With the -T0 multithread option you tell xz two things at once. To use MT also means: wait until all input (data) is read into memory, and then start to compress in "parallel".
After including pigz into my tests I analyze the perfomance step by step; I have a 100M file f100.
$ time xz -c f100 >/dev/null
real 0m2.658s
user 0m2.573s
sys 0m0.083s
99% of the time is spent compressing on one core. With all four cores activated with -T4 (or -T0)
$ time xz -c -T4 f100 >/dev/null
real 0m0.825s
user 0m2.714s
sys 0m0.284s
Overall result: 300% faster, almost linear per core. The "user" value must be divided by 4, the way it is reported/defined. "sys" now shows some overhead -- real is the sum of 1/4 user plus sys.

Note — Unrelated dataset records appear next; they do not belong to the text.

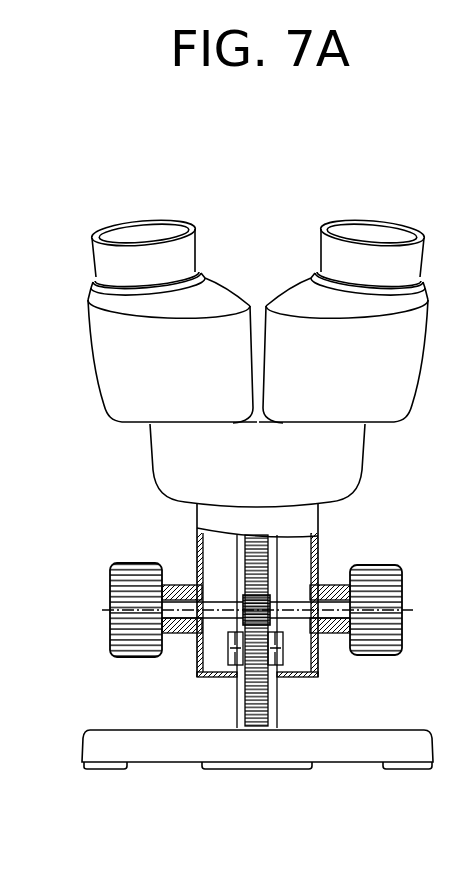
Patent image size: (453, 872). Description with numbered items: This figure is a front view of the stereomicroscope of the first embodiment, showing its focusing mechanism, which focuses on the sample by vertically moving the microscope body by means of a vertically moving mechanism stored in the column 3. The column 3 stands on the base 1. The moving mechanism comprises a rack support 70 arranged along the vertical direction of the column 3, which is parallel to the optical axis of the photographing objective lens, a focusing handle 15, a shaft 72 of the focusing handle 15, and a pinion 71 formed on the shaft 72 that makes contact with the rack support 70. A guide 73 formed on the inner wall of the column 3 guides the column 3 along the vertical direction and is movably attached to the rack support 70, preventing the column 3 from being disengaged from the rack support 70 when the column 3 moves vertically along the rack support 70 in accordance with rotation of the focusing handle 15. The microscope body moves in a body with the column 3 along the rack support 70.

The base 1 is at (173, 752).
The column 3 is at (212, 517).
The focusing handle 15 is at (110, 587).
The rack support 70 is at (268, 568).
The pinion 71 is at (240, 595).
The shaft 72 is at (288, 600).
The guide 73 is at (283, 653).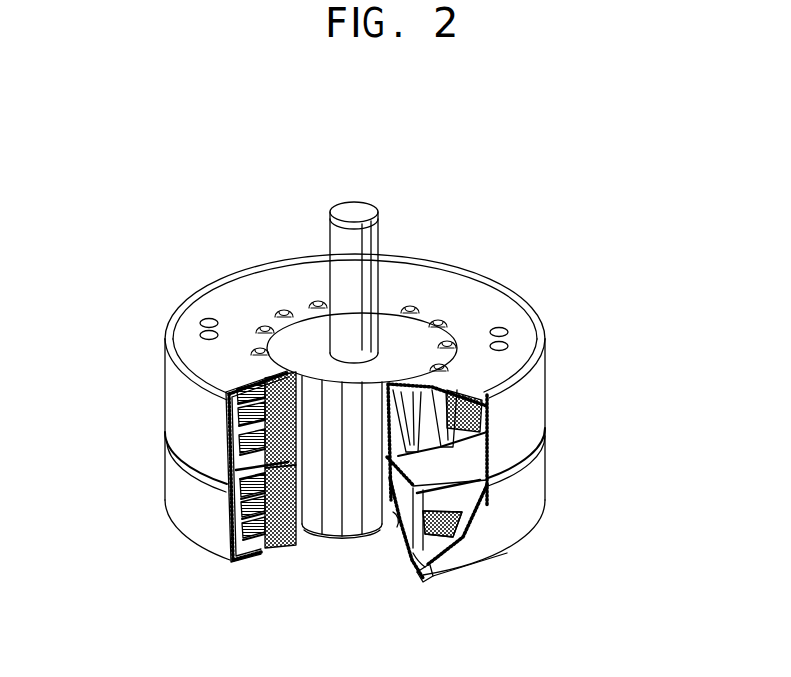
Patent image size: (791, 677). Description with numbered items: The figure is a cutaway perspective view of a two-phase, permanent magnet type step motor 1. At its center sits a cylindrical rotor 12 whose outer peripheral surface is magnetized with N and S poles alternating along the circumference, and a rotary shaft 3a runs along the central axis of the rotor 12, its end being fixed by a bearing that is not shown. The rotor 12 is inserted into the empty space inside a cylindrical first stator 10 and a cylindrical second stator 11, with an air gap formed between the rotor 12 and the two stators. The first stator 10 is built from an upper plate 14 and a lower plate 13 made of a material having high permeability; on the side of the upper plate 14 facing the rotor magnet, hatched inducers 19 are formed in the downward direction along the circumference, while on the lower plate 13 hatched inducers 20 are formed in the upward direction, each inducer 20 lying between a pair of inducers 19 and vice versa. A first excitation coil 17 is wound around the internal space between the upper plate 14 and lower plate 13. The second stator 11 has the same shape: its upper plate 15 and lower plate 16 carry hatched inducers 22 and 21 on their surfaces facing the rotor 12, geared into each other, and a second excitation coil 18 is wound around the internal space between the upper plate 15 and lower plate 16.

The motor 1 is at (532, 278).
The rotary shaft 3a is at (372, 245).
The first stator 10 is at (177, 385).
The second stator 11 is at (183, 503).
The rotor 12 is at (335, 512).
The lower plate 13 is at (470, 455).
The upper plate 14 is at (548, 388).
The upper plate 15 is at (413, 496).
The lower plate 16 is at (428, 549).
The first excitation coil 17 is at (227, 443).
The second excitation coil 18 is at (222, 556).
The inducers 19 is at (400, 400).
The inducers 20 is at (386, 430).
The inducers 21 is at (358, 538).
The inducers 22 is at (410, 555).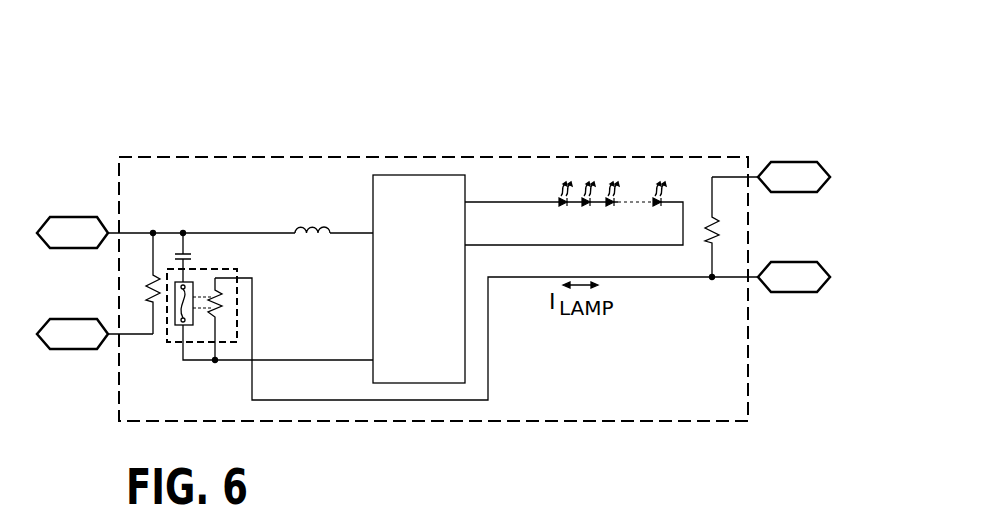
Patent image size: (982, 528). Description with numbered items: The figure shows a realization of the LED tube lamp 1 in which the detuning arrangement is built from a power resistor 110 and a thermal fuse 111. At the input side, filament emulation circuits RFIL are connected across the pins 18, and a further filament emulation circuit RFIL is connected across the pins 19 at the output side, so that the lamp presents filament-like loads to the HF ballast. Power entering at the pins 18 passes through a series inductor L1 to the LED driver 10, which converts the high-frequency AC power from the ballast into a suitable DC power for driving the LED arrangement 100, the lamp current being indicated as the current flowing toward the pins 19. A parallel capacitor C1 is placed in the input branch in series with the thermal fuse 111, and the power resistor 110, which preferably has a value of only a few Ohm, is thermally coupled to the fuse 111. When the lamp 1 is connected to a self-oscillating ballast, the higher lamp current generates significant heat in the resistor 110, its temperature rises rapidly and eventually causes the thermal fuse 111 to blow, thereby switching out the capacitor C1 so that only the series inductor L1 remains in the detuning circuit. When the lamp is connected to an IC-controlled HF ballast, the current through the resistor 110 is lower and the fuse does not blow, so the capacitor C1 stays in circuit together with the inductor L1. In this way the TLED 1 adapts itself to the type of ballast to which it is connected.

$ time gzip -dc f100.gz >/dev/null
$ time pigz -p4 -dc f100.gz >/dev/null
This is 0.5 vs. 0.2 seconds; when I put all together:
$ time pigz -dc -p4 f100.gz | xz -c -T4 >out.xz
real 0m0.902s
user 0m3.237s
sys 0m0.363s
...it reduces 0.8 + 0.2 = 0.9.
With multiple files, but not too multiple, you can get highest overall parallelism with 4 shell background processes. Here I use four 25M files instead:
for f in f25-?.gz; do time pigz -p4 -dc "$f" | xz -c -T0 >"$f".xz & done
This seems even slightly faster with 0.7s. And even without multithreading, even for xz:
for f in f25-?.gz; do time gzip -dc "$f" | xz -c >"$f".xz & done
just by setting up four simple quarter pipelines with &, you get 0.8s, same as for a 100M file with xz -T4.
In my scenario it is about just as important to activate multithreading in xz than it is to parallelize the whole pipeline; if you can combine this with pigz and/or multiple files, you can even be a bit faster than a quarter of the sum of the single steps.